Als Hana durch Zufall über einen Zeitungsbericht stolpert, ist das wie eine Zeitreise in ihre Vergangenheit. Als 17-Jährige eröffnete sie mit der älteren Kimiko eine Bar und begann den Abstieg ins kriminelle Milieu. Eben diese Kimiko soll nun in ihrer Wohnung eine Frau festgehalten und sie misshandelt haben. Hana versucht, ihre Freundinnen von damals zu kontaktieren und denkt zurück an ein Leben voller harter Arbeit, ständiger Rückschläge und finanzieller Sorgen.
„Das gelbe Haus“ ist der neuste Roman der Autorin Mieko Kawakami; die deutsche Übersetzung verfasste Katja Busson. Der Titel bezieht sich auf ein Haus, in das Hana, Kimiko und Hanas Freundinnen Ran und Momoko im Verlauf der Handlung gemeinsam einziehen. Es ist ein Symbol für einen sicheren Hafen und einen Platz im Leben, auch wenn sich dort nicht immer nur Positives abspielt. Im Fokus der Geschichte steht Protagonistin Hana, aus deren Ich-Perspektive in der Vergangenheitsform erzählt wird.
Hanas Einstieg ins Rotlichtmilieu scheint unvermeidbar, denn auch ihre Mutter arbeitet als Hostess in einer Snackbar und unterstützt ihre Tochter kaum. Anders fühlt sich alles bei Kimiko an, einer Bekannten der Mutter, die Hana wahrnimmt, etwas mit ihr unternimmt und mit der sie dann gemeinsam ins Bargeschäft einsteigt. Dabei befindet Hana sich in einem echten Teufelskreis: sie ist minderjährig und hat keinen Ausweis – wo soll sie sonst arbeiten, wenn nicht im Milieu? Doch einmal dort angelangt, scheint der Ausstieg unmöglich.

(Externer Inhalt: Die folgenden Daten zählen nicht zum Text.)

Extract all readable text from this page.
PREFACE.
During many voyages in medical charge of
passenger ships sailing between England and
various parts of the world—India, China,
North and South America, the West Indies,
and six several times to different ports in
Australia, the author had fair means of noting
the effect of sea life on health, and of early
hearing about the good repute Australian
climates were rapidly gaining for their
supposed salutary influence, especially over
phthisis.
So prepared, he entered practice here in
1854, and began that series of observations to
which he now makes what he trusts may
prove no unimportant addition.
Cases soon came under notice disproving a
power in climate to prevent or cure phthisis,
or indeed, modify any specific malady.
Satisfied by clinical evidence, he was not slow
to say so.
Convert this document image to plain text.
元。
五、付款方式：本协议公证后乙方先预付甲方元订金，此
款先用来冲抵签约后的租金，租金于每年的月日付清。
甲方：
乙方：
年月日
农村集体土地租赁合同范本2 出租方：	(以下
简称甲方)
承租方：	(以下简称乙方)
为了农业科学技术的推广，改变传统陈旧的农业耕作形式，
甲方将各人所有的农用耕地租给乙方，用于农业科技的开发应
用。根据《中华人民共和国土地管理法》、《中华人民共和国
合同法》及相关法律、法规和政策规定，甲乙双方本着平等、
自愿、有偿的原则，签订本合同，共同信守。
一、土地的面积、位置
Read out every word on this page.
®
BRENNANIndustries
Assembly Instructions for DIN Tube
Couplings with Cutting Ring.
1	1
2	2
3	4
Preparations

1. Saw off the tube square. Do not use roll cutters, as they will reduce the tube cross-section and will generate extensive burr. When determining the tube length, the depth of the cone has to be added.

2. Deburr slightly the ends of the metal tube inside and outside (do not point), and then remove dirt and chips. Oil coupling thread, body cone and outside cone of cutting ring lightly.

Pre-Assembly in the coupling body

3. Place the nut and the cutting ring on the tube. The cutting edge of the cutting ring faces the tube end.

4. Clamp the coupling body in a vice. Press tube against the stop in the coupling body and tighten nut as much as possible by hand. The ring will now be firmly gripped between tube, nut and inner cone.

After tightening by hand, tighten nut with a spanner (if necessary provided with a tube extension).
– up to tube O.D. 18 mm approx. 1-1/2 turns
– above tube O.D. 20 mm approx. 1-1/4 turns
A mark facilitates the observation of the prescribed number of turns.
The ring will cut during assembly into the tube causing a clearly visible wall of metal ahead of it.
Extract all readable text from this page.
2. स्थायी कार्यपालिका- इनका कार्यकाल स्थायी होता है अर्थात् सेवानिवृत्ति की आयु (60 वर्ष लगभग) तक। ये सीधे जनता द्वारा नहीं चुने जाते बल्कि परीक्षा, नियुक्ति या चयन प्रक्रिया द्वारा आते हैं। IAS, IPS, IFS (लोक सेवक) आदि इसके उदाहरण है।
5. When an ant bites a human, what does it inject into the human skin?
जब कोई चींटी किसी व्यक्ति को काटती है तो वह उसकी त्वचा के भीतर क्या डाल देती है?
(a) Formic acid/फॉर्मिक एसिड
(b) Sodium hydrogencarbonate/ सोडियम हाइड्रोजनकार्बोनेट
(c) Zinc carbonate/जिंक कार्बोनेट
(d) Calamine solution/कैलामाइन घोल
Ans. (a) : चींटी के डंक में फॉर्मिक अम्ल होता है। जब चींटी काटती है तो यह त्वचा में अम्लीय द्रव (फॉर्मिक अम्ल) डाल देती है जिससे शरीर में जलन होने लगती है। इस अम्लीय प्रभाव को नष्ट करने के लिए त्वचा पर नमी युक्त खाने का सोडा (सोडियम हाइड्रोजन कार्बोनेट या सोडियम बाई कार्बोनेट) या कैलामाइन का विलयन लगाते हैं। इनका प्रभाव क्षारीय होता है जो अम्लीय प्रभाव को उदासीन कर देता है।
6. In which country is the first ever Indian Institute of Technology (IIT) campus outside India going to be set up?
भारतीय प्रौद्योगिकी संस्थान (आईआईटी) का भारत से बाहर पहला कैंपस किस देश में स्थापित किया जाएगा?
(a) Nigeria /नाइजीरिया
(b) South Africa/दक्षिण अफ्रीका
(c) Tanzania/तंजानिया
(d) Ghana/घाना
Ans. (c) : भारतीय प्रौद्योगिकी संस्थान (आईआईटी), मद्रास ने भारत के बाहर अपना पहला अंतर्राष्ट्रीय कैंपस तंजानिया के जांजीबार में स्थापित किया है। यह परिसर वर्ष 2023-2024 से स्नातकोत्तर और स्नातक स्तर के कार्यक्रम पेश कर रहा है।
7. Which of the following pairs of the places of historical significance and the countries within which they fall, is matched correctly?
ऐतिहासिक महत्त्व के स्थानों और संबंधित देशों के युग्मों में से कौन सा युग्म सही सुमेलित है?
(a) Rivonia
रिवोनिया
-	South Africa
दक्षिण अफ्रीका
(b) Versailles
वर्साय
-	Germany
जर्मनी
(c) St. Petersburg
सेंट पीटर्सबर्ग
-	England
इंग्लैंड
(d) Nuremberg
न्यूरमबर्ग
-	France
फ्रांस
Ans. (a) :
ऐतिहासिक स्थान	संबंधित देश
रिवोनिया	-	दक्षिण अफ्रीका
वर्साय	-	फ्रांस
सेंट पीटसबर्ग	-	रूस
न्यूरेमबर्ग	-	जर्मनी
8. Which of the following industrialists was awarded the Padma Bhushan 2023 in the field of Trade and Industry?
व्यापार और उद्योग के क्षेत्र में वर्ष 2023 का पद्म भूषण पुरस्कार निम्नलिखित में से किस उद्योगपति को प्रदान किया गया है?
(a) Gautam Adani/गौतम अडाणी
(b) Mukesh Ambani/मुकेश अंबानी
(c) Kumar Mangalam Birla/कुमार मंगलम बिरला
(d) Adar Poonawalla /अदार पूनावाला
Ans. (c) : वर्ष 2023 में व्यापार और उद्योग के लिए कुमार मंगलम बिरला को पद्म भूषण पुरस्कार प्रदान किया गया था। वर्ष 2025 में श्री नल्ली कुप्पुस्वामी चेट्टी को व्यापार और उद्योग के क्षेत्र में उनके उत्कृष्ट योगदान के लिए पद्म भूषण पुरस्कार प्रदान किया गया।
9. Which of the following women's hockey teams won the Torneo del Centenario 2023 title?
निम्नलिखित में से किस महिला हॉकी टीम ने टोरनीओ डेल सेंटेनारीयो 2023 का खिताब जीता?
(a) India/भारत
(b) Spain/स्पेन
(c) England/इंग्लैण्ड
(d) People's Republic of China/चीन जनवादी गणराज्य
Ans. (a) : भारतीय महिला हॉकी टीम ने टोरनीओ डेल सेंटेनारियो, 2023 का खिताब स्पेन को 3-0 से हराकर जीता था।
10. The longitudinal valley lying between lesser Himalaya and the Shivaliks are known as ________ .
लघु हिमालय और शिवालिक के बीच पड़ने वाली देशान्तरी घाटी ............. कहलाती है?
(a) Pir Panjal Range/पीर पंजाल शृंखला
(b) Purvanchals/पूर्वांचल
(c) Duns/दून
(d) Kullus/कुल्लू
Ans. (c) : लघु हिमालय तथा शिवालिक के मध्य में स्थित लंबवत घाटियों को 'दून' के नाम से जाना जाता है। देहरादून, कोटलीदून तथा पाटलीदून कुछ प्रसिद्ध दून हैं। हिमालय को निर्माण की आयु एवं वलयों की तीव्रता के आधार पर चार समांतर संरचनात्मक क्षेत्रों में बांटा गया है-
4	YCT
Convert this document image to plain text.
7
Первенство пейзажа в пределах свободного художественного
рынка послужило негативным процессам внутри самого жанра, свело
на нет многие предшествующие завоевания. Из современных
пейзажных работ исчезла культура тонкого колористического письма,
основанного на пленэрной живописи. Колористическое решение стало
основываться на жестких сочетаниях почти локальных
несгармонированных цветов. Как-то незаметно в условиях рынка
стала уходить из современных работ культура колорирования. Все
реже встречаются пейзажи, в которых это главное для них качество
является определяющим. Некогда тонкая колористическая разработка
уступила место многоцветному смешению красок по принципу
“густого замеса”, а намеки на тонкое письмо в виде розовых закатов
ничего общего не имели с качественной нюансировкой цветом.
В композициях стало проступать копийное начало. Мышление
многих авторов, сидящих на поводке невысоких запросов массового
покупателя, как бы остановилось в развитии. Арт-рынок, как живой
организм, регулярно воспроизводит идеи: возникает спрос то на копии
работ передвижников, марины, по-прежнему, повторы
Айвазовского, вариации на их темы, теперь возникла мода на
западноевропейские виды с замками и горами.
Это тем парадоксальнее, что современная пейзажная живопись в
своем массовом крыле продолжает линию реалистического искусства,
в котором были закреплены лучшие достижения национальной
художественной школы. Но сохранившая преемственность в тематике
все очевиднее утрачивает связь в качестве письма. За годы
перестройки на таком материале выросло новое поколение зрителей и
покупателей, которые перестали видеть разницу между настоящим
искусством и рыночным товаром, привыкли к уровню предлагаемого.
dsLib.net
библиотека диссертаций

„Das gelbe Haus“ ist auf der einen Seite eine Geschichte über eine Wahlfamilie, die sich gegenseitig Halt gibt, die aber auch von der Realität des Lebens regelmäßig auf die Probe gestellt wird. Auf der anderen Seite geht es um das Rotlichtmilieu, das vielen Menschen Arbeit gibt, die anderswo keine finden würden. Dafür bezahlen sie mit ihrer Sicherheit, erleiden Gewalt durch Kunden, müssen sich vor der Yakuza in acht nehmen und scheinen in einem endlosen Hamsterrad gefangen – ohne Aussicht auf Erfolg. Mieko Kawakami ist hier eine emotionale Milieustudie gelungen, wenn es auch lange dauert, den Bogen zum Zeitungsartikel am Anfang zu schlagen.